All or portions of the software may at times be communicated through a network such as the Internet or various other telecommunication networks. Such communications, for example, may enable loading of the software from one computer or processor into another, for example, in connection with information analytics and management. Thus, another type of media that may bear the software elements includes optical, electrical, and electromagnetic waves, such as used across physical interfaces between local devices, through wired and optical landline networks and over various air-links. The physical elements that carry such waves, such as wired or wireless links, optical links, or the like, also may be considered as media bearing the software. As used herein, unless restricted to tangible “storage” media, terms such as computer or machine “readable medium” refer to any medium that participates in providing instructions to a processor for execution.

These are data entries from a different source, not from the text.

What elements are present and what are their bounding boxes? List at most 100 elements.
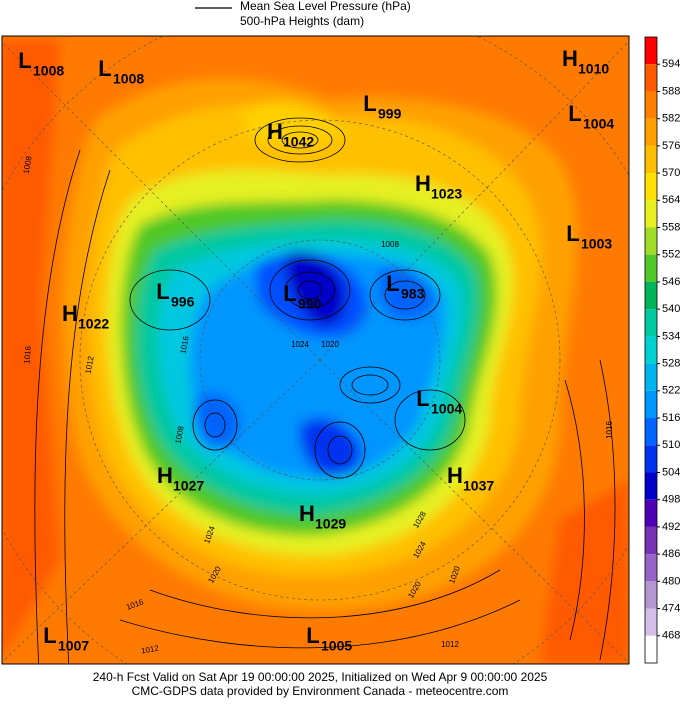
footer-forecast: 240-h Fcst Valid on Sat Apr 19 00:00:00 … — [93, 670, 548, 684]
colorbar-label: 492 — [662, 521, 680, 533]
legend-entry: 500-hPa Heights (dam) — [240, 14, 364, 28]
system-letter: L — [18, 48, 31, 73]
colorbar-swatch — [645, 281, 657, 310]
system-letter: H — [267, 119, 283, 144]
colorbar-swatch — [645, 200, 657, 228]
system-letter: H — [562, 46, 578, 71]
system-letter: L — [306, 623, 319, 648]
colorbar-swatch — [645, 499, 657, 527]
footer-source: CMC-GDPS data provided by Environment Ca… — [132, 684, 509, 698]
contour-label: 1012 — [441, 640, 459, 649]
system-pressure: 1022 — [78, 316, 109, 332]
system-letter: L — [283, 281, 296, 306]
system-letter: L — [98, 56, 111, 81]
system-pressure: 999 — [378, 106, 402, 122]
colorbar-swatch — [645, 363, 657, 391]
system-letter: L — [386, 271, 399, 296]
system-letter: L — [566, 221, 579, 246]
map-frame — [1, 35, 630, 665]
colorbar-label: 522 — [662, 385, 680, 397]
system-letter: H — [157, 463, 173, 488]
colorbar-label: 480 — [662, 575, 680, 587]
colorbar-label: 594 — [662, 58, 680, 70]
colorbar-swatch — [645, 37, 657, 65]
contour-label: 1012 — [84, 355, 96, 375]
system-pressure: 1042 — [283, 134, 314, 150]
colorbar-swatch — [645, 309, 657, 337]
system-pressure: 1023 — [431, 186, 462, 202]
colorbar-swatch — [645, 118, 657, 146]
system-letter: L — [43, 623, 56, 648]
system-pressure: 1010 — [578, 61, 609, 77]
colorbar-swatch — [645, 390, 657, 419]
contour-label: 1008 — [174, 425, 186, 445]
colorbar-swatch — [645, 472, 657, 500]
contour-label: 1012 — [140, 644, 160, 656]
system-letter: H — [447, 463, 463, 488]
system-pressure: 1007 — [58, 638, 89, 654]
contour-label: 1008 — [22, 155, 34, 175]
colorbar-label: 552 — [662, 249, 680, 261]
system-pressure: 1008 — [33, 63, 64, 79]
height-shading — [2, 40, 629, 664]
colorbar-label: 558 — [662, 221, 680, 233]
colorbar-label: 486 — [662, 548, 680, 560]
colorbar-swatch — [645, 227, 657, 255]
system-pressure: 1004 — [583, 116, 614, 132]
contour-label: 1008 — [381, 240, 399, 249]
colorbar-swatch — [645, 608, 657, 636]
contour-label: 1024 — [291, 340, 309, 349]
system-pressure: 983 — [401, 286, 425, 302]
colorbar-label: 564 — [662, 194, 680, 206]
system-letter: L — [416, 386, 429, 411]
legend-entry: Mean Sea Level Pressure (hPa) — [240, 0, 411, 13]
colorbar-swatch — [645, 635, 657, 663]
colorbar-label: 570 — [662, 167, 680, 179]
contour-label: 1020 — [321, 340, 339, 349]
colorbar-label: 504 — [662, 466, 680, 478]
colorbar-swatch — [645, 445, 657, 473]
colorbar-swatch — [645, 336, 657, 364]
colorbar-label: 510 — [662, 439, 680, 451]
system-letter: H — [415, 171, 431, 196]
system-pressure: 1029 — [315, 516, 346, 532]
colorbar-swatch — [645, 64, 657, 92]
system-pressure: 1005 — [321, 638, 352, 654]
colorbar-swatch — [645, 581, 657, 609]
system-pressure: 1008 — [113, 71, 144, 87]
contour-label: 1016 — [605, 421, 614, 439]
system-pressure: 1004 — [431, 401, 462, 417]
contour-label: 1016 — [179, 335, 191, 355]
colorbar-label: 474 — [662, 602, 680, 614]
colorbar-label: 588 — [662, 85, 680, 97]
colorbar-label: 534 — [662, 330, 680, 342]
colorbar-swatch — [645, 254, 657, 282]
system-letter: H — [299, 501, 315, 526]
colorbar-label: 546 — [662, 276, 680, 288]
colorbar-label: 582 — [662, 113, 680, 125]
colorbar-label: 576 — [662, 140, 680, 152]
system-letter: L — [568, 101, 581, 126]
system-pressure: 1037 — [463, 478, 494, 494]
colorbar: 594 588 582 576 570 564 558 552 546 540 534 528 522 5… — [644, 36, 680, 664]
colorbar-frame — [644, 36, 658, 664]
system-pressure: 1003 — [581, 236, 612, 252]
system-pressure: 1027 — [173, 478, 204, 494]
system-pressure: 996 — [171, 294, 195, 310]
colorbar-label: 528 — [662, 358, 680, 370]
colorbar-swatch — [645, 145, 657, 174]
colorbar-label: 498 — [662, 494, 680, 506]
colorbar-label: 540 — [662, 303, 680, 315]
contour-label: 1016 — [22, 345, 33, 364]
colorbar-label: 516 — [662, 412, 680, 424]
colorbar-swatch — [645, 173, 657, 201]
colorbar-swatch — [645, 526, 657, 555]
colorbar-label: 468 — [662, 630, 680, 642]
colorbar-swatch — [645, 418, 657, 446]
system-pressure: 990 — [298, 296, 322, 312]
system-letter: L — [363, 91, 376, 116]
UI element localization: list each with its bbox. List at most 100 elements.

Hence, a machine-readable medium may take many forms, including but not limited to, a tangible storage medium, a carrier wave medium or physical transmission medium. Non-volatile storage media include, for example, optical or magnetic disks, such as any of the storage devices in any computer(s) or the like, which may be used to implement the system or any of its components as shown in the drawings. Volatile storage media include dynamic memory, such as a main memory of such a computer platform. Tangible transmission media include coaxial cables; copper wire and fiber optics, including the wires that form a bus within a computer system. Carrier-wave transmission media may take the form of electric or electromagnetic signals, or acoustic or light waves such as those generated during radio frequency (RF) and infrared (IR) data communications. Common forms of computer-readable media therefore include for example: a floppy disk, a flexible disk, hard disk, magnetic tape, any other magnetic medium, a CD-ROM, DVD or DVD-ROM, any other optical medium, punch cards paper tape, any other physical storage medium with patterns of holes, a RAM, a PROM and EPROM, a FLASH-EPROM, any other memory chip or cartridge, a carrier wave transporting data or instructions, cables or links transporting such a carrier wave, or any other medium from which a computer may read programming code and/or data. Many of these forms of computer readable media may be involved in carrying one or more sequences of one or more instructions to a physical processor for execution.

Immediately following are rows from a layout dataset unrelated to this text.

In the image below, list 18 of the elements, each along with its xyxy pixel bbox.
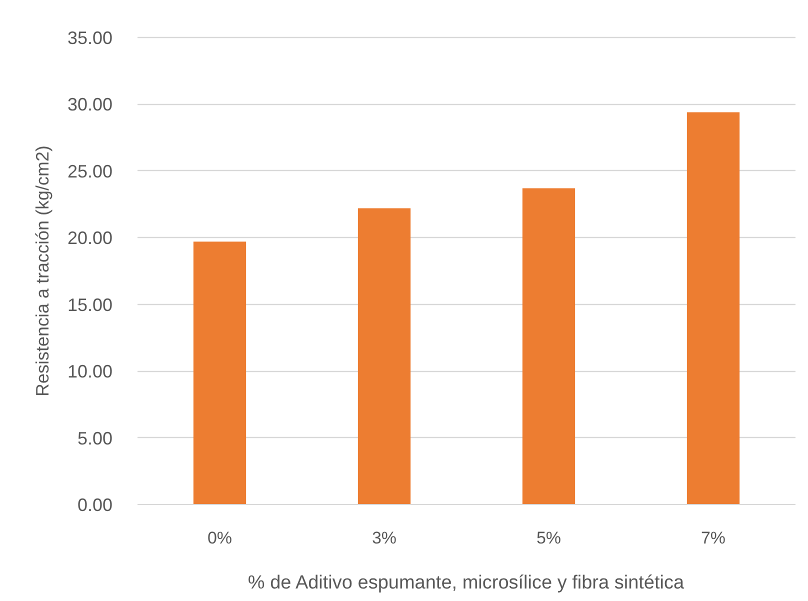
y-tick-label: 15.00	[67, 294, 113, 315]
x-tick-label: 7%	[700, 528, 726, 548]
y-tick-label: 0.00	[77, 495, 113, 515]
bar	[193, 242, 246, 504]
y-tick-label: 20.00	[67, 228, 113, 248]
x-tick-label: 3%	[372, 528, 397, 548]
x-tick-label: 5%	[536, 528, 562, 548]
y-tick-label: 25.00	[67, 161, 113, 182]
y-tick-label: 35.00	[67, 28, 113, 48]
x-axis-title: % de Aditivo espumante, microsílice y fibra sintética	[248, 572, 684, 594]
y-axis-title: Resistencia a tracción (kg/cm2)	[32, 145, 52, 397]
y-tick-label: 30.00	[67, 94, 113, 115]
y-tick-label: 10.00	[67, 362, 113, 382]
y-tick-label: 5.00	[77, 428, 113, 448]
bar	[522, 188, 576, 504]
bar	[358, 208, 411, 504]
x-tick-label: 0%	[207, 528, 232, 548]
bar	[686, 112, 740, 504]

It is noted that the present teachings are amenable to a variety of modifications and/or enhancements. For example, although the implementation of various components described above may be embodied in a hardware device, it may also be implemented as a software only solution, e.g., an installation on an existing server. In addition, the techniques as disclosed herein may be implemented as a firmware, firmware/software combination, firmware/hardware combination, or a hardware/firmware/software combination.
In the preceding specification, various example embodiments have been described with reference to the accompanying drawings. It will, however, be evident that various modifications and changes may be made thereto, and additional embodiments may be implemented, without departing from the broader scope of the present teaching as set forth in the claims that follow. The specification and drawings are accordingly to be regarded in an illustrative rather than restrictive sense.